Кун также расстроился, узнав, что стал святым покровителем всех будущих научных революционеров.

— Я получаю много писем, в которых говорится:

«Я прочитал вашу книгу, и она изменила мою жизнь.

Я пытаюсь начать революцию. Пожалуйста, помогите мне», причем это сопровождается рукописью солидного объема.

Кун заявил, что, хотя его книга не предназначалась быть пронаучной, она именно пронаучна. Строгость правил и логика, сказал Кун, делают науку такой эффективной в решении проблем. Более того, наука дает «величайшие и самые оригинальные взрывы творчества» в любом человеческом предприятии. Кун согласился, что за некоторые антинаучные интерпретации его модели следует частично винить и его самого. В конце концов, он в самом деле назвал в «Структуре» ученых приверженцами парадигмы; он также сравнил их с героями из книги Оруэлла «1984», которым промыли мозги[51]. Кун настаивал, что он не собирался показывать себя снисходительным, используя такие термины, как «жадное поглощение» или «решение загадок» для описания того, что делает большинство ученых.

— Эти термины — всего лишь описание, — он немного поразмыслил. — Возможно, мне следовало побольше сказать о славе, которую получаешь в результате разгадывания загадок, но я думал, что делаю это.

Что касается слова «парадигма», Кун согласился, что оно стало «слишком часто использоваться» и «вышло из-под контроля». Подобно вирусу, это слово распространилось за пределы истории и философии науки и заразило интеллектуальное общество в целом, где стало означать фактически любую доминирующую идею. В 1974 году мультфильм «Житель Нью-Йорка» продемонстрировал это явление, уловив его совершенно точно. «Великолепно, мистер Герстон! — изливает свои чувства женщина довольному мужчине. — Вы — первый человек, которого я знаю, использующий слово „парадигма“ в обыденной жизни». Но в просторечии слово «парадигма» стало использоваться во времена президентства Джорджа Буша, когда официальные лица Белого дома предложили экономический план под названием «Новая парадигма» (что на самом деле являлось рейганомикой под другим соусом)[52].

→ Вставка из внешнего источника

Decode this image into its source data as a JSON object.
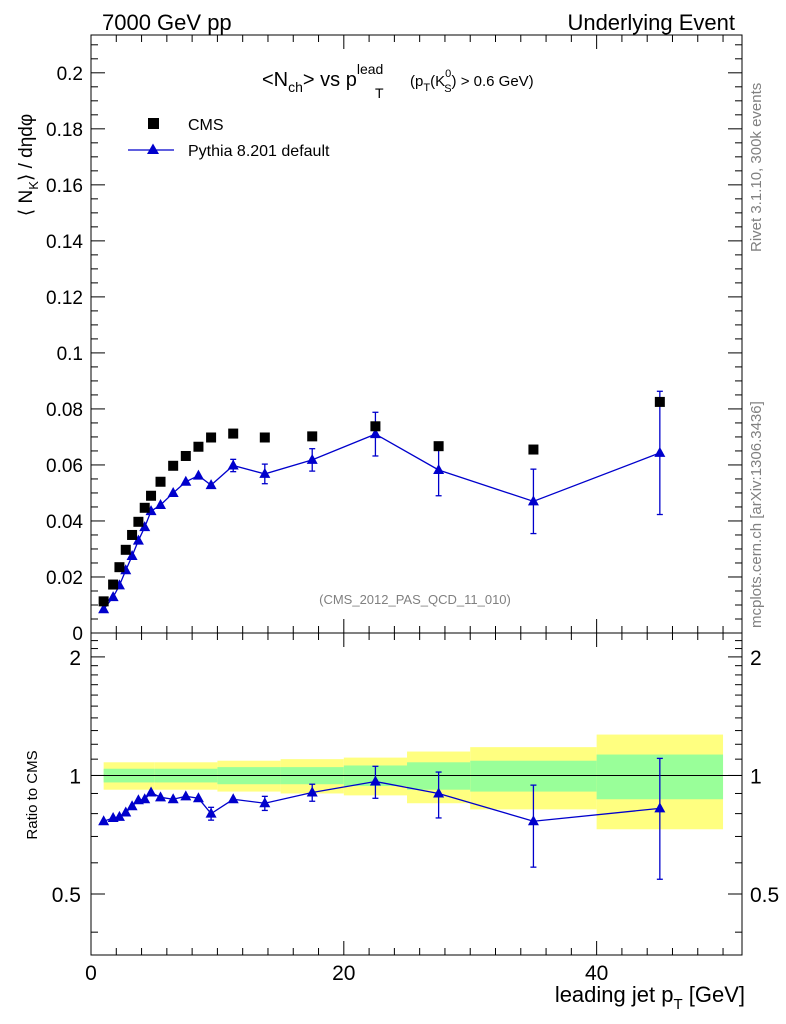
{
  "header": {
    "left": "7000 GeV pp",
    "right": "Underlying Event"
  },
  "side": {
    "rivet": "Rivet 3.1.10,  300k events",
    "mcplots": "mcplots.cern.ch [arXiv:1306.3436]"
  },
  "chart_data": [
    {
      "type": "scatter",
      "panel": "main",
      "title_parts": {
        "nch": "<N",
        "nch_sub": "ch",
        "vs": "> vs p",
        "p_sup": "lead",
        "p_sub": "T",
        "cut_open": "(p",
        "cut_sub": "T",
        "cut_k": "(K",
        "cut_k_sup": "0",
        "cut_k_sub": "S",
        "cut_close": ") > 0.6 GeV)"
      },
      "ylabel_parts": {
        "open": "⟨ N",
        "sub": "K",
        "close": "⟩ / dηdφ"
      },
      "watermark": "(CMS_2012_PAS_QCD_11_010)",
      "ylim": [
        0,
        0.2135
      ],
      "xlim": [
        0,
        51.5
      ],
      "yticks": [
        0,
        0.02,
        0.04,
        0.06,
        0.08,
        0.1,
        0.12,
        0.14,
        0.16,
        0.18,
        0.2
      ],
      "ytick_labels": [
        "0",
        "0.02",
        "0.04",
        "0.06",
        "0.08",
        "0.1",
        "0.12",
        "0.14",
        "0.16",
        "0.18",
        "0.2"
      ],
      "legend": {
        "position": "top-left",
        "cms": "CMS",
        "pythia": "Pythia 8.201 default"
      },
      "series": [
        {
          "name": "CMS",
          "color": "#000000",
          "marker": "square",
          "x": [
            1.0,
            1.75,
            2.25,
            2.75,
            3.25,
            3.75,
            4.25,
            4.75,
            5.5,
            6.5,
            7.5,
            8.5,
            9.5,
            11.25,
            13.75,
            17.5,
            22.5,
            27.5,
            35.0,
            45.0
          ],
          "y": [
            0.0113,
            0.0173,
            0.0235,
            0.0297,
            0.035,
            0.0397,
            0.0447,
            0.049,
            0.054,
            0.0597,
            0.0632,
            0.0665,
            0.0698,
            0.0712,
            0.0698,
            0.0702,
            0.0738,
            0.0667,
            0.0655,
            0.0825
          ]
        },
        {
          "name": "Pythia 8.201 default",
          "color": "#0000cc",
          "marker": "triangle",
          "x": [
            1.0,
            1.75,
            2.25,
            2.75,
            3.25,
            3.75,
            4.25,
            4.75,
            5.5,
            6.5,
            7.5,
            8.5,
            9.5,
            11.25,
            13.75,
            17.5,
            22.5,
            27.5,
            35.0,
            45.0
          ],
          "y": [
            0.0085,
            0.0128,
            0.017,
            0.0224,
            0.0275,
            0.033,
            0.0378,
            0.0435,
            0.0457,
            0.05,
            0.054,
            0.0562,
            0.0528,
            0.0598,
            0.0568,
            0.0618,
            0.071,
            0.0582,
            0.047,
            0.0643
          ],
          "yerr": [
            0.0008,
            0.0008,
            0.0008,
            0.0009,
            0.001,
            0.001,
            0.0011,
            0.0012,
            0.0012,
            0.0013,
            0.0014,
            0.0016,
            0.0018,
            0.0022,
            0.0035,
            0.004,
            0.0078,
            0.0092,
            0.0115,
            0.022
          ]
        }
      ]
    },
    {
      "type": "scatter",
      "panel": "ratio",
      "ylabel": "Ratio to CMS",
      "xlabel_parts": {
        "main": "leading jet p",
        "sub": "T",
        "unit": " [GeV]"
      },
      "ylim": [
        0.35,
        2.3
      ],
      "xlim": [
        0,
        51.5
      ],
      "xticks": [
        0,
        20,
        40
      ],
      "xtick_labels": [
        "0",
        "20",
        "40"
      ],
      "yticks": [
        0.5,
        1,
        2
      ],
      "ytick_labels": [
        "0.5",
        "1",
        "2"
      ],
      "bands": {
        "edges": [
          1,
          5,
          10,
          15,
          20,
          25,
          30,
          40,
          50
        ],
        "yellow_lo": [
          0.92,
          0.92,
          0.91,
          0.9,
          0.89,
          0.85,
          0.82,
          0.73
        ],
        "yellow_hi": [
          1.08,
          1.08,
          1.09,
          1.1,
          1.11,
          1.15,
          1.18,
          1.27
        ],
        "green_lo": [
          0.96,
          0.96,
          0.95,
          0.95,
          0.94,
          0.92,
          0.91,
          0.87
        ],
        "green_hi": [
          1.04,
          1.04,
          1.05,
          1.05,
          1.06,
          1.08,
          1.09,
          1.13
        ],
        "yellow_color": "#ffff80",
        "green_color": "#99ff99"
      },
      "series": [
        {
          "name": "Pythia 8.201 default",
          "color": "#0000cc",
          "x": [
            1.0,
            1.75,
            2.25,
            2.75,
            3.25,
            3.75,
            4.25,
            4.75,
            5.5,
            6.5,
            7.5,
            8.5,
            9.5,
            11.25,
            13.75,
            17.5,
            22.5,
            27.5,
            35.0,
            45.0
          ],
          "y": [
            0.765,
            0.78,
            0.785,
            0.805,
            0.835,
            0.865,
            0.87,
            0.905,
            0.88,
            0.87,
            0.885,
            0.875,
            0.8,
            0.87,
            0.85,
            0.905,
            0.965,
            0.9,
            0.765,
            0.825
          ],
          "yerr": [
            0.01,
            0.01,
            0.01,
            0.015,
            0.015,
            0.015,
            0.015,
            0.015,
            0.015,
            0.015,
            0.02,
            0.025,
            0.03,
            0.03,
            0.035,
            0.045,
            0.09,
            0.12,
            0.18,
            0.28
          ]
        }
      ]
    }
  ]
}
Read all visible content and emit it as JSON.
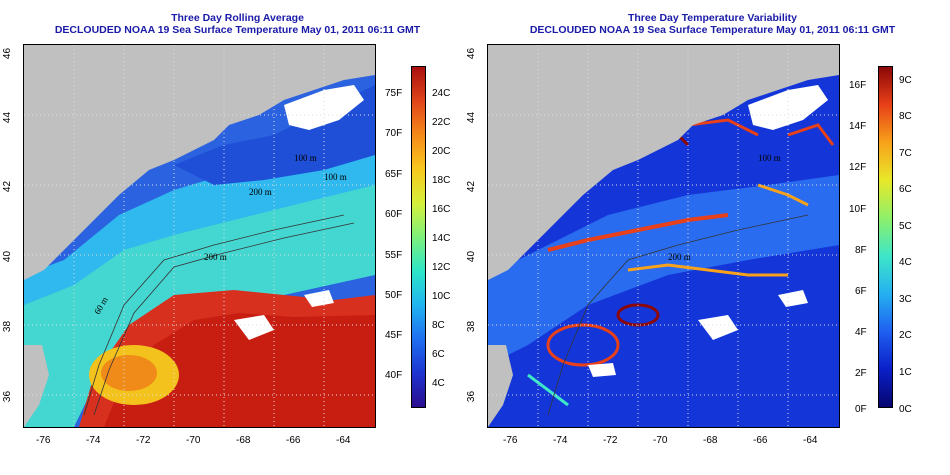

Кун снова признал, что часть вины ложится на его плечи, потому что в «Структуре» он не определил парадигму так четко, как мог бы. В одном месте он ссылается на парадигму как на первичный эксперимент, подобный легендарному бросанию Галилеем связанных цепочкой шаров разного веса с падающей Пизанской башни. В другом месте он называет ее «полным созвездием поверий», объединяющим научное сообщество. (Однако Кун отрицал, что дал 21 определение парадигмы, как утверждала одна дама-критик[53].) В послесловии к поздним изданиям «Структуры» Кун рекомендовал заменять «парадигму» словами «образец, пример для подражания, тип», но это не пошло. В конце концов он отказался от надежды объяснить, что он на самом деле имел в виду.

— Если вы схватили медведя за хвост, наступает момент, когда вам придется его отпустить и отступить, — вздохнул он.

Одним из источников силы и убедительности «Структуры» является ее глубокая двусмысленность; она одинаково нравится релятивистам и почитателям науки. Кун признавал, что «большая часть успеха книги и часть критики имели место благодаря ее туманности». (Задумываешься, является ли стиль Куна умышленным или врожденным; его речь запутана, так же наполнена сослагательным наклонением и уточнениями, как и его проза.) «Структура» — явно литературное произведение и, поскольку является таковым, может быть предметом многих интерпретаций. В соответствии с теорией литературы, Куну нельзя доверять представление точного отчета о своей собственной работе. Вот одна из возможных интерпретаций текста и самого Куна. Кун сфокусировался на том, что такое наука, а не на том, чем ей следует быть; у него был более реалистичный, твердый, психологически точный взгляд на науку, чем у Поппера. Кун понимал, что при силе современной науки и склонности ученых верить в многократно протестированные теории, наука вполне может войти в фазу постоянного нормального состояния, в котором невозможны последующие революции или открытия.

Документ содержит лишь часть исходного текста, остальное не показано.